The heralded agreement comes in the form of one person: Lynn Turner. He is the former chief accountant of the Securities and Exchange Commission, and his singular task is to combine a series of separate investigative reports and work with the city’s accountants, KPMG, to release the long-delayed 2003 fiscal year audit.
On hold since last year because of questions surrounding the culpability of errors and omissions in the city’s bond disclosures to investors, the audit must be completed for the city to reenter the financial markets and deal with its fiscal crisis.
All sides share the optimistic view that Turner, a specialist in financial reporting, will play the cupid that ultimately captures KPMG’s hardened heart.
“I think it is the final piece of the puzzle to completing the 2003 audit,” said Mayor Dick Murphy at a morning news conference in City Hall announcing the retention of Turner. The City Council later unanimously approved his hiring.
Although not invited to the press conference, City Attorney Mike Aguirre – whose shaky relationship with Mayor Dick Murphy and the City Council appeared completely shattered last week after accusing many of them of civil securities law violations – held his own media gathering later in the afternoon to support the hiring of Turner.
“We have found the one thing that the mayor, the city manager [Lamont Ewell] and the city attorney can agree on, and that’s hiring you,” said City Councilwoman Toni Atkins to Turner at an afternoon council hearing.
Turner’s task is to combine investigative reports from Aguirre and Vinson & Elkins, the law firm hired to represent the city before the SEC. City officials found out last fall that their self-investigation by Vinson & Elkins wasn’t enough to satisfy KPMG because it didn’t explore possible illegal acts by city officials.
The investigative appendix from Vinson & Elkins is expected in the next three to four weeks, said City Councilman Scott Peters. Officials still couldn’t speculate on when the audit would be complete.
To date, the city has paid $2.26 million to Vinson & Elkins and $1.64 million to KPMG; both contracts have been extended from their original figures. The initial expenses for Turner are expected to be between $250,000 and $300,000.
Turner is expected to independently assess the city’s accounting practices and history, and advise the city on changes that could be necessary for the audit to be certified. Without the audit, the city remains banished to financial Siberia without access to cash to complete short-and long-term projects.
“The lack of the fiscal year 2003 audit is probably the most serious issue facing the city today,” said City Councilman Michael Zucchet. He frequently butts heads with Aguirre publicly. Monday, Zucchet thanked his former campaign supporter; Aguirre applauded and congratulated his frequent foes Murphy and Ewell.
“I’m hoping today’s news will usher in a new era,” Aguirre said.
One big catch in the Valentine’s Day celebration: Officials admit publicly they don’t know what KPMG’s audit will reveal regarding the city’s fiscal standing.

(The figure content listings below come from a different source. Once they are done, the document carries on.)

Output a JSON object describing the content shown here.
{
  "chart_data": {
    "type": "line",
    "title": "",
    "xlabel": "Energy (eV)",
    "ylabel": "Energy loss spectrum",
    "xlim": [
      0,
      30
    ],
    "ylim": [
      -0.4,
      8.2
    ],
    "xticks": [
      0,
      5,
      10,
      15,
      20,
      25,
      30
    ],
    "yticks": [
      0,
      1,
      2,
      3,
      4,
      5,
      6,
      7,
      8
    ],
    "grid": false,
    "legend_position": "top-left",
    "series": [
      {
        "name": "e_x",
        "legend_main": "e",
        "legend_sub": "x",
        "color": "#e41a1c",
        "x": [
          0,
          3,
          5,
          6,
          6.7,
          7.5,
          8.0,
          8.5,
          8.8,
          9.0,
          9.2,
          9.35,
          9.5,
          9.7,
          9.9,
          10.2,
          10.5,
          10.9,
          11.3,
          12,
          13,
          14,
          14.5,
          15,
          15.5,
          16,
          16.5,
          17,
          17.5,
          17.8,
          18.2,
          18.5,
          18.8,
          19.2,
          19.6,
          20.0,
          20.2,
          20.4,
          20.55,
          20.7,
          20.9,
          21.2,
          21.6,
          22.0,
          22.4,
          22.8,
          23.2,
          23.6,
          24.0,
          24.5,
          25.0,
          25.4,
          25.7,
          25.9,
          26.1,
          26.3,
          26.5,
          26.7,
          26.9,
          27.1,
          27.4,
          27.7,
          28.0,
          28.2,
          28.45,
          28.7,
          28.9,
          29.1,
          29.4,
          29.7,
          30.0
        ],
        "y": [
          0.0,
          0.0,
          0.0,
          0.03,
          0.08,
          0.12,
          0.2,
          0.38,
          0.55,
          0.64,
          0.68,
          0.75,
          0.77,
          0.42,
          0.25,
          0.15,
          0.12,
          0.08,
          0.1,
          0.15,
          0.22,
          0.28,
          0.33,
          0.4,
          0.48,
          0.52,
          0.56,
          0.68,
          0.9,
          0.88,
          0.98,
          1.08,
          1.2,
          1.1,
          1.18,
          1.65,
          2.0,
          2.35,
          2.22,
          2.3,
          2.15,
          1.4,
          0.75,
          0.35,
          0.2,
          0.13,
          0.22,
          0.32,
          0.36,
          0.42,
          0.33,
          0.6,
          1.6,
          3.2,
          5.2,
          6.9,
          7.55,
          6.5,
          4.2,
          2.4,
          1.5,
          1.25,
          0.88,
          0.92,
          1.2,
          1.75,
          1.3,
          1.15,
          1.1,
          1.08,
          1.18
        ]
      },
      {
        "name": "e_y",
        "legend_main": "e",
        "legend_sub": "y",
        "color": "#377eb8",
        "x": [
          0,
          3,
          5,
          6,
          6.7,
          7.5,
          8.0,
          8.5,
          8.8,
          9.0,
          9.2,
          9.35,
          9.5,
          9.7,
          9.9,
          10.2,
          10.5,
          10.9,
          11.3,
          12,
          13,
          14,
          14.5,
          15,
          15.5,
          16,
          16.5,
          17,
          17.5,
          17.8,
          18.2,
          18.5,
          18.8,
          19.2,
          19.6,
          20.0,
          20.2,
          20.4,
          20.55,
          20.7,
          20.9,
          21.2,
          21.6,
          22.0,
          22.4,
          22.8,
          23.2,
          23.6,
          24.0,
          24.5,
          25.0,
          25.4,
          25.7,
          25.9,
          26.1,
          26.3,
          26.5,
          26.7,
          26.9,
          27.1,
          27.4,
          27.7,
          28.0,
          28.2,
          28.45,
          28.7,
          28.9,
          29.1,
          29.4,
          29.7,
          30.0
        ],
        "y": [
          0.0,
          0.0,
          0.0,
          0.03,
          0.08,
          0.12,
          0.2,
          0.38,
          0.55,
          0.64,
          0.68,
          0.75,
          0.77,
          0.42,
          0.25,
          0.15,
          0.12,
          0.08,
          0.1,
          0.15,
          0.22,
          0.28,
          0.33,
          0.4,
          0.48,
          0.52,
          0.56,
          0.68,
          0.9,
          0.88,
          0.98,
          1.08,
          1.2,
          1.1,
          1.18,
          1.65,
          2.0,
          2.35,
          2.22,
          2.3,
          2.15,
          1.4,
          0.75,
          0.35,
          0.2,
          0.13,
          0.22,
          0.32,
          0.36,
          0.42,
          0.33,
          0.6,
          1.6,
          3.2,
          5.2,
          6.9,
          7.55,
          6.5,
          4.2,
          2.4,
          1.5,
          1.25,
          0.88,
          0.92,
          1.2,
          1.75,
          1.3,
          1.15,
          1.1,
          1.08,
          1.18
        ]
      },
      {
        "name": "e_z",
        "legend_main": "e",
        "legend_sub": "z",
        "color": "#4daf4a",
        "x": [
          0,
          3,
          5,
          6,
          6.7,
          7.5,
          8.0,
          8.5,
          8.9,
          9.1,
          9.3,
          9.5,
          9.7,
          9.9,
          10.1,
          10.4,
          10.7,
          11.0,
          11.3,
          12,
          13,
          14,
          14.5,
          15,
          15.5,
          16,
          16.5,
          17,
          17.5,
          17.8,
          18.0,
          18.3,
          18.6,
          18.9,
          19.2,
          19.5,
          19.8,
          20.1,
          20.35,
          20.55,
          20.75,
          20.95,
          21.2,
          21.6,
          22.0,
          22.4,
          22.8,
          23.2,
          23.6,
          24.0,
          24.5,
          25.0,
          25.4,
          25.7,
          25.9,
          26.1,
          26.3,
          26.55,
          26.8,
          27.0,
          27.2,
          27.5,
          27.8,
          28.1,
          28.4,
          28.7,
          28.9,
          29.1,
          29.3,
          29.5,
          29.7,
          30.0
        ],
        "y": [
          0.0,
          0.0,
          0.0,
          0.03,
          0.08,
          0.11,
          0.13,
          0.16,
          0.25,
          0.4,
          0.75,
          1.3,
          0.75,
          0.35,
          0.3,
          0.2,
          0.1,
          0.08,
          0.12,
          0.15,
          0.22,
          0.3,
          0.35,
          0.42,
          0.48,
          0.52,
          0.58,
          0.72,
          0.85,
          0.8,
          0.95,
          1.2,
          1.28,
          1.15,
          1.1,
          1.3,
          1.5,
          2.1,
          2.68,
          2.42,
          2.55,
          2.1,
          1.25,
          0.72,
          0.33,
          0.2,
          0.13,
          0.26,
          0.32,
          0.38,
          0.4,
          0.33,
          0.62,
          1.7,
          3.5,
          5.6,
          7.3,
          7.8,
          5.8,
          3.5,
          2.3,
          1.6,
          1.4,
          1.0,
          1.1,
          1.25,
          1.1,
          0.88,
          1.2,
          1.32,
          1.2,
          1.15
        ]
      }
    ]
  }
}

Zucchet and fellow Councilman Jim Madaffer said they spoke directly with KPMG representatives last week, and the two councilmen reported that the auditor approved of Turner’s hiring.
“KPMG believes we are on the right path,” Zucchet said.
KPMG also requested that board members of the embattled San Diego City Employees’ Retirement System waive their attorney-client privilege to help the audit draw to a close. To date, the board has guarded information it believes falls under attorney-client privilege.
Without this information, Turner said the city may need to amend the footnotes of its audit or modify its disclosures.
Aguirre called on Murphy to assert his bully pulpit and make sure that the seven city-controlled members of the new retirement board – to begin in April – agree to this idea before their appointments. The mayor will nominate and the council confirm seven of the 13 new board members.